Заметив тревожные думы отпущенника по выражению его лица, Агриппина поспешила его мыслям дать другое направление.
— Клавдий, верно, все еще в триклиниуме[3] за вином, — сказала она. — Пойдемте к нему. Адеррония, дежурная дама моей свиты, пойдет за нами.
— Нет, императора уже давно унесли в спальню, — ответил Паллас. — Но, все равно, если вы желаете его видеть, я готов проводить вас на его половину.

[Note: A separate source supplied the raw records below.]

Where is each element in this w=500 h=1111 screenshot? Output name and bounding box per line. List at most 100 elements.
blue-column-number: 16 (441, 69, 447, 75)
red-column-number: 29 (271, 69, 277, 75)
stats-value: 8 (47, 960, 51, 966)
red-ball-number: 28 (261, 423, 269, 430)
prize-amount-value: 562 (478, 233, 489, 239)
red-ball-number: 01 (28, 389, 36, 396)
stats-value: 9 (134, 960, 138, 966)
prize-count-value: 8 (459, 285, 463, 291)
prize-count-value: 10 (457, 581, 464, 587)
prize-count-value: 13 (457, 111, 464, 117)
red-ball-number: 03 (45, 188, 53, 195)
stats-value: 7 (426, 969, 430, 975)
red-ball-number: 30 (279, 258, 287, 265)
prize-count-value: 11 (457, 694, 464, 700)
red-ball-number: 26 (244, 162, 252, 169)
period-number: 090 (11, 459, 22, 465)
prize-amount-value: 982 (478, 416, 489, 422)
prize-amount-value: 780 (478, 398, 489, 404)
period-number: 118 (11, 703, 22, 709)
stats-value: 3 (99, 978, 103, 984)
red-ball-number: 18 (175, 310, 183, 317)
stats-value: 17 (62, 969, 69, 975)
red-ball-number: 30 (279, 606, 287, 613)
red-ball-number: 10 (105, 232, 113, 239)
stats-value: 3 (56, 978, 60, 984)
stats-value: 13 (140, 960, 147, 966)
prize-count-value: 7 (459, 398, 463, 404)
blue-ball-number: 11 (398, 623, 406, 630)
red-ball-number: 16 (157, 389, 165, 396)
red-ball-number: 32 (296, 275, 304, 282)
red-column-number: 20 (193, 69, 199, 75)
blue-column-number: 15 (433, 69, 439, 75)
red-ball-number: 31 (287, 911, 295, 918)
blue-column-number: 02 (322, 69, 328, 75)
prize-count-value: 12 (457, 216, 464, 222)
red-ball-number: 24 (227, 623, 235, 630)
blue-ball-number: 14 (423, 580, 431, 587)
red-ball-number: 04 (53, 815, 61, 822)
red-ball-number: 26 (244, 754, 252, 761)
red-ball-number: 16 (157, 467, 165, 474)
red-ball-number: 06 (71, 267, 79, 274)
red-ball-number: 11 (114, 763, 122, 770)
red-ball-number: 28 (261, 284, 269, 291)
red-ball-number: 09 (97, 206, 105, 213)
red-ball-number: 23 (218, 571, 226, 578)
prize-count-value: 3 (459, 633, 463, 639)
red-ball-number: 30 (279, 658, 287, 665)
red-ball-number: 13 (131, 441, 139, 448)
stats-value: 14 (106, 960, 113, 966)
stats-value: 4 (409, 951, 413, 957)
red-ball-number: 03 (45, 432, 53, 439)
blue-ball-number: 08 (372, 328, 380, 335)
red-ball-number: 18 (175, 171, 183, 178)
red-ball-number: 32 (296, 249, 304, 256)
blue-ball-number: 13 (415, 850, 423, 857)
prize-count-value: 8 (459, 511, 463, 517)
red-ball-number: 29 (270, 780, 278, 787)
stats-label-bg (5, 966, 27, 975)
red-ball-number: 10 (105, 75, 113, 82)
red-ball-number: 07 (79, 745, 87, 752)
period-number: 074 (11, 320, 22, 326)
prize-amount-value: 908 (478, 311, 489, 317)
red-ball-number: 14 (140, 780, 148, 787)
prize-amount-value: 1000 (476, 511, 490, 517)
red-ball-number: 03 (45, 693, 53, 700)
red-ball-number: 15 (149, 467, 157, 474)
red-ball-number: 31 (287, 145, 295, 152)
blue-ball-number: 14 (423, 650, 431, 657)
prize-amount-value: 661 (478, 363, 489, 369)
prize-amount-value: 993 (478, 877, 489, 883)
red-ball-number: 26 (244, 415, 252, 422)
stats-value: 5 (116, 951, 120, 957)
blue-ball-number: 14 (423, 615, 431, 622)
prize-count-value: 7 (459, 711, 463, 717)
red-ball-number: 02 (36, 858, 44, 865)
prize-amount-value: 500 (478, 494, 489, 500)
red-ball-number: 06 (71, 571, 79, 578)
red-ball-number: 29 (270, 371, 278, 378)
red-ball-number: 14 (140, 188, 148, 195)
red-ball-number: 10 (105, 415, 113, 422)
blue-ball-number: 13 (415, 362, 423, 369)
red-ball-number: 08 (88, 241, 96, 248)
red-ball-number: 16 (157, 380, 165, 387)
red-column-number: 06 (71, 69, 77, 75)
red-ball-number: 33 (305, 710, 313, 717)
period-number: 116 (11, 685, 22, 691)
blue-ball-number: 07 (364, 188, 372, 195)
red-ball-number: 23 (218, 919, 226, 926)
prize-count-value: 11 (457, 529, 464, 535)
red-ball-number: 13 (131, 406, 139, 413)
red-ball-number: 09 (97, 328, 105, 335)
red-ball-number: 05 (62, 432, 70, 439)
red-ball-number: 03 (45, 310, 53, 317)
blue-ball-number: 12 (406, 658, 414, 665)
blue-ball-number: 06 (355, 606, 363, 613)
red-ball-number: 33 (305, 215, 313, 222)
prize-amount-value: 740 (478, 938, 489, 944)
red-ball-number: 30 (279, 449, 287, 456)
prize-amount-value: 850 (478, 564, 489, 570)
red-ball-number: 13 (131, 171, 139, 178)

И говоря это, Паллас направился к выходу. За ним последовала императрица в сопровождении своей верной наперсницы Ацерронии. Проходя открытым двором, где был дворцовый караул, из отряда преторианцев, Паллас подошел к центуриону Пуденсу и дал ему пароль на ночь.
— Император почивает, — доложил один из рабов, стоявших на страже у дверей, когда Агриппина вместе с Палласом переступила порог опочивальни императора.
— Хорошо, — сказала императрица, — вы пока можете удалиться. Нам необходимо переговорить с императором о деле, и мы подождем здесь, когда он проснется. Подайте мне светильник и ступайте. Ацеррония подождет нас за дверьми.
Передав Агриппине золотой светильник, стража молча покинула опочивальню. Здесь, среди комнаты, на низком роскошном ложе лежал опьяненный император и храпел. Красный, с опухшим лицом, с седыми волосами, в беспорядке всклокоченными, с венком из лавров, сбитым на лоб, со ртом полуоткрытым, в пурпуровой тоге, безобразно смятой и залитой вином, он менее всего походил на императора.
— Пьяница, кретин! — с невыразимой ненавистью, как во взгляде, так и в голосе, прошипела Агриппина, подойдя к ложу и осветив светильником старческое обезображенное пьянством лицо Клавдия. — Разве не права была его мать Антония, часто величавшая его позором рода человеческого? И удивительно ли, если брат мой Кай позволял себе потешаться над ним, бросая в него за одно с своими гостями косточки олив и фиников, когда он засыпал за столом. Я сама не раз видела, как обмазывали ему лицо виноградным соком и, стащив с его ног сандалии, надевали ему их на руки, чтоб, проснувшись, он ими протер себе глаза. И подумать, что этот презренный человек-властитель пол мира, тогда как мог бы быть на престоле римских цезарей такой даровитый юноша, как мой красавец Нерон!